You are going on a long distance road trip of six hours or more. Let’s assume that you have done all of your preliminary planning and organizing work. Your car is clean, tuned up and inspected; your cell phone is powered; your spare tire is in good shape; your gas tank is full; and you have all the travel maps you need to get to your destination.

The goal of long distance driving is to get to your destination safely. We all know someone who says, “The time to get there is usually six hours; I did it in four and a half!” Speed should not be your primary focus. If you focus on getting there in the fastest amount of time, mistakes and errors in judgment can be made. Here are five tips to reach your destination in one piece.

1. Have a Current AAA Plus Membership Card with you. This annual membership provides 24-hour roadside service. The regular card will only transport your car to the nearest repair shop, give a battery charge, or change a tire for a fee of under $50. The AAA Plus card provides additional services. They will tow you for 100 miles for free, a definite convenience for long distance driving. The AAA plus also allows free fuel service, and a $750 traffic accident continuation trip if you are 50 miles or more from home.

2. Do Not Use Cruise Control. Long distance driving can have a hypnotic and fatiguing effect. Cruise control emphasizes and enhances that effect. Especially if you are tired, cruise control’s ability to stay at the same speed can quickly lull you into sleep. Your eyes can close at that critical moment when traffic slows down, and you’re still driving at 70 miles per hour. Lose control of the car, and you have an accident waiting to happen. Drive the car on your own so you can speed up or stop at a moment’s notice as needed.

3. Don’t Eat Heavy Food during the trip. You are going to be sitting and stationary for several hours at a time. Fast food in your stomach will give you a bloated and heavy feeling. Heavy and greasy food like double cheeseburgers, French fries, pizza, fried chicken and biscuits will contribute to the desire to take a nap. Better to eat light food like salads, soup, fruit cups and juice during the trip to keep your head clear. Coffee or hot chocolate is always a safe bet for long distance driving.
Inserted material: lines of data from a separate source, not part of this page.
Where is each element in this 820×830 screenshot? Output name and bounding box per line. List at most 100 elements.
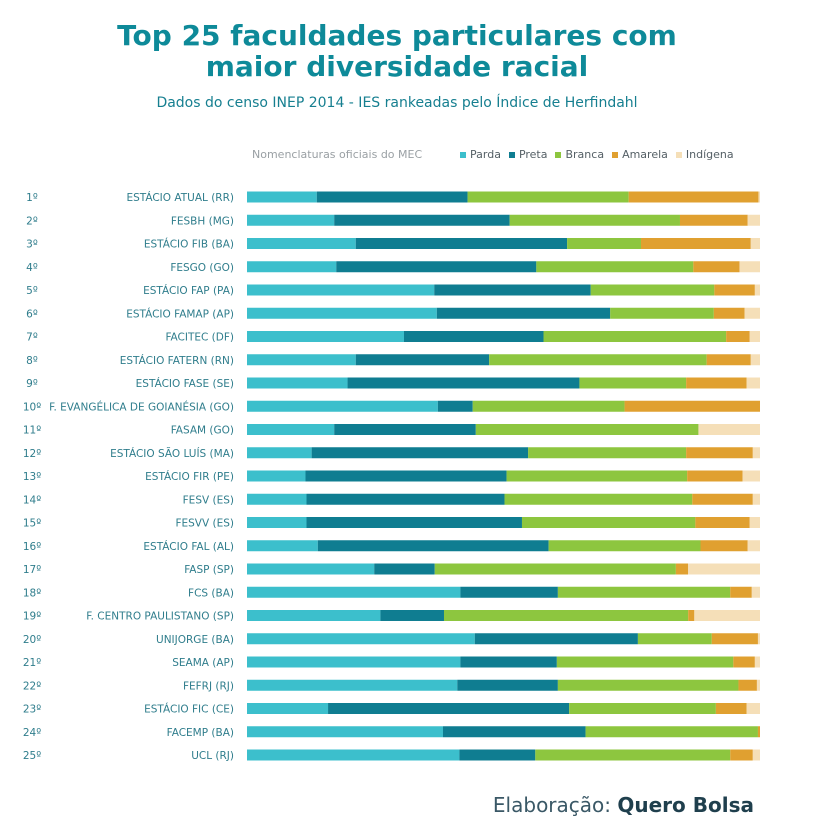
bar-segment-branca	[535, 749, 731, 761]
chart-title: Top 25 faculdades particulares com maior…	[0, 20, 794, 82]
bar-segment-indígena	[746, 377, 760, 389]
bar-segment-parda	[247, 563, 375, 575]
bar-segment-indígena	[744, 307, 760, 319]
bar-segment-branca	[567, 238, 641, 249]
credit-prefix: Elaboração:	[492, 793, 612, 817]
category-label: FEFRJ (RJ)	[183, 680, 234, 692]
bar-segment-preta	[457, 679, 558, 691]
bar-segment-indígena	[750, 238, 760, 249]
bar-segment-indígena	[739, 261, 760, 273]
bar-segment-preta	[436, 307, 611, 319]
bar-segment-indígena	[754, 656, 760, 668]
bar-segment-amarela	[679, 214, 748, 226]
legend-label: Amarela	[622, 148, 668, 161]
rank-label: 21º	[23, 657, 41, 669]
bar-segment-amarela	[675, 563, 689, 575]
category-label: FACITEC (DF)	[165, 332, 234, 344]
bar-segment-preta	[316, 191, 468, 203]
bar-segment-branca	[610, 307, 714, 319]
bar-segment-branca	[557, 679, 739, 691]
category-label: ESTÁCIO FAMAP (AP)	[126, 307, 234, 320]
bar-segment-indígena	[747, 214, 760, 226]
bar-segment-parda	[247, 703, 329, 714]
bar-segment-preta	[328, 703, 570, 714]
rank-label: 7º	[26, 332, 38, 344]
bar-segment-amarela	[726, 331, 750, 342]
bar-segment-parda	[247, 586, 461, 598]
category-label: FCS (BA)	[188, 587, 234, 599]
legend-label: Indígena	[685, 148, 734, 161]
legend-item: Branca	[555, 148, 604, 161]
rank-label: 22º	[23, 680, 41, 692]
rank-label: 1º	[26, 192, 38, 204]
rank-label: 6º	[26, 308, 38, 320]
rank-label: 13º	[23, 471, 41, 483]
bar-segment-branca	[569, 703, 716, 714]
bar-segment-branca	[443, 610, 689, 621]
bar-segment-amarela	[688, 610, 695, 621]
bar-segment-indígena	[750, 354, 760, 366]
bar-segment-parda	[247, 377, 348, 389]
legend-item: Preta	[508, 148, 548, 161]
legend-label: Preta	[518, 148, 548, 161]
category-label: FASP (SP)	[184, 564, 234, 576]
rank-label: 18º	[23, 587, 41, 599]
bar-segment-parda	[247, 447, 312, 459]
bar-segment-branca	[528, 447, 687, 459]
bar-segment-preta	[317, 540, 549, 552]
legend-swatch	[612, 151, 619, 158]
bar-segment-parda	[247, 470, 306, 482]
category-label: FACEMP (BA)	[167, 727, 234, 739]
bar-segment-amarela	[640, 238, 751, 249]
bar-segment-parda	[247, 354, 356, 366]
bar-segment-amarela	[713, 307, 745, 319]
rank-label: 24º	[23, 727, 41, 739]
rank-label: 3º	[26, 239, 38, 251]
bar-segment-branca	[548, 540, 701, 552]
bar-segment-preta	[305, 470, 507, 482]
bar-segment-amarela	[738, 679, 757, 691]
rank-label: 23º	[23, 704, 41, 716]
bar-segment-parda	[247, 493, 307, 505]
rank-label: 25º	[23, 750, 41, 762]
category-label: ESTÁCIO FIB (BA)	[144, 238, 234, 251]
category-label: FESBH (MG)	[171, 215, 234, 227]
bar-segment-branca	[579, 377, 687, 389]
bar-segment-branca	[557, 586, 731, 598]
bar-segment-parda	[247, 726, 443, 738]
chart-subtitle: Dados do censo INEP 2014 - IES rankeadas…	[156, 95, 638, 111]
bar-segment-branca	[556, 656, 734, 668]
bar-segment-parda	[247, 610, 381, 621]
bar-segment-indígena	[694, 610, 760, 621]
bar-segment-preta	[460, 656, 557, 668]
category-label: F. CENTRO PAULISTANO (SP)	[86, 611, 234, 623]
bar-segment-preta	[434, 284, 591, 296]
category-label: ESTÁCIO FATERN (RN)	[120, 354, 234, 367]
bar-segment-amarela	[711, 633, 758, 645]
bar-segment-preta	[474, 633, 638, 645]
category-label: FESVV (ES)	[175, 518, 234, 530]
bar-segment-branca	[637, 633, 712, 645]
bar-segment-preta	[306, 517, 522, 528]
bar-segment-parda	[247, 540, 318, 552]
rank-label: 11º	[23, 425, 41, 437]
category-label: ESTÁCIO ATUAL (RR)	[126, 191, 234, 204]
rank-label: 2º	[26, 215, 38, 227]
bar-segment-amarela	[715, 703, 747, 714]
bar-segment-parda	[247, 517, 307, 528]
bar-segment-branca	[536, 261, 694, 273]
rank-label: 20º	[23, 634, 41, 646]
bar-segment-branca	[509, 214, 680, 226]
legend-item: Indígena	[675, 148, 734, 161]
category-label: ESTÁCIO FAL (AL)	[143, 540, 234, 553]
bar-segment-preta	[336, 261, 537, 273]
bar-segment-indígena	[758, 191, 760, 203]
rank-label: 16º	[23, 541, 41, 553]
bar-segment-preta	[355, 238, 568, 249]
bar-segment-amarela	[730, 749, 753, 761]
bar-segment-amarela	[695, 517, 750, 528]
bar-segment-preta	[442, 726, 586, 738]
bar-segment-indígena	[747, 540, 760, 552]
bar-segment-preta	[334, 424, 476, 435]
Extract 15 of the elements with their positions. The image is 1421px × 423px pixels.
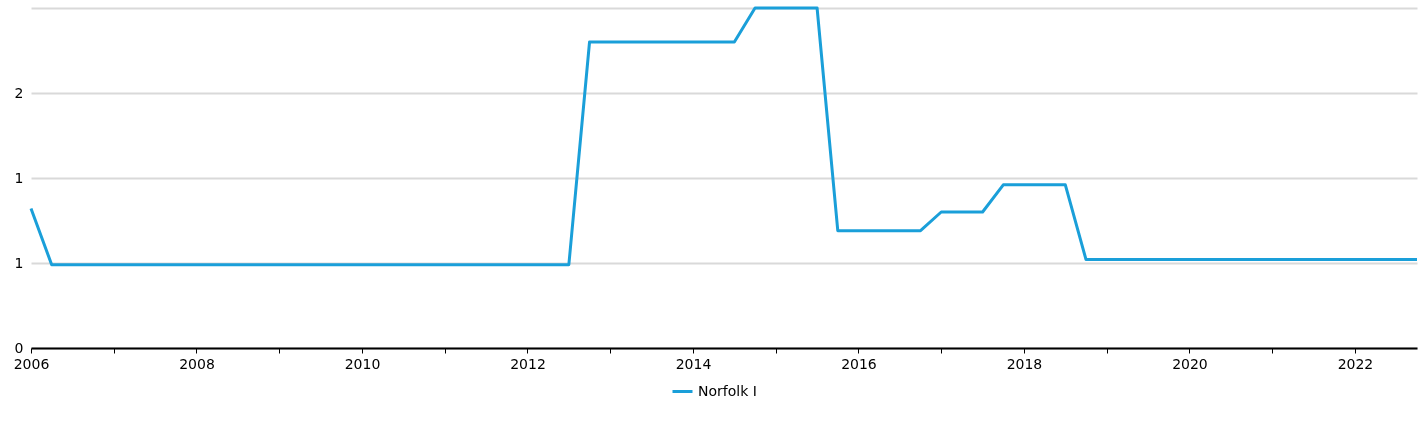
x-tick-label: 2016	[841, 355, 877, 372]
x-tick-label: 2022	[1337, 355, 1374, 372]
x-tick-label: 2018	[1006, 355, 1043, 372]
y-tick-label: 1	[14, 169, 24, 186]
y-tick-label: 0	[14, 339, 24, 356]
x-tick-label: 2008	[179, 355, 215, 372]
y-tick-label: 2	[14, 84, 24, 101]
x-tick-label: 2010	[344, 355, 381, 372]
x-tick-label: 2020	[1172, 355, 1208, 372]
x-tick-label: 2006	[13, 355, 50, 372]
line-series	[29, 6, 1419, 267]
x-tick-label: 2012	[510, 355, 546, 372]
legend-label: Norfolk I	[698, 382, 757, 399]
y-tick-label: 1	[14, 254, 24, 271]
x-tick-label: 2014	[675, 355, 712, 372]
4. Stop and Get Rest in a Safe Place. Contrary to popular belief, boyfriends and husbands, long distance driving demands frequent rest stops. Fatigue can overtake you quickly, especially if you only watch the road in front of you instead of taking in the scenery while you drive. Be aware of overall discomfort, muscle aches in the neck, arms and shoulders. This is your body telling you it needs a break. When your tank is half empty, take bathroom and gasoline breaks at the same time. Stop in the refreshment area, walk around, clear your head, get some food, and then take a nap. Never park in the outskirts of a rest stop; park near another car or truck. Parking next to a van with a traveling family is always a safe bet. Park in front of a fast food restaurant, and then go to sleep. You may be surprised to see another driver next to your car doing the same thing!

5. Listen to Fast, Upbeat Music. This is not the time to listen to classical music or talk radio. Unless the topic is something that excites you, talk radio can lower your alertness. Instead, listen to upbeat music, especially anything that makes you want to sing along. Play music you haven’t heard before, like Hip Hop, Salsa, or Reggae. Change the radio station whenever you reach a new state. Bring some tapes you enjoy, or have a tape made of fast, stimulating music just for your long distance drives.

Long distance driving can and should be a fun experience. The quality of the drive should be better than the quantity of arriving at your destination quickly, but exhausted. Use these tips on your next trip, and see the change in your driving attitude.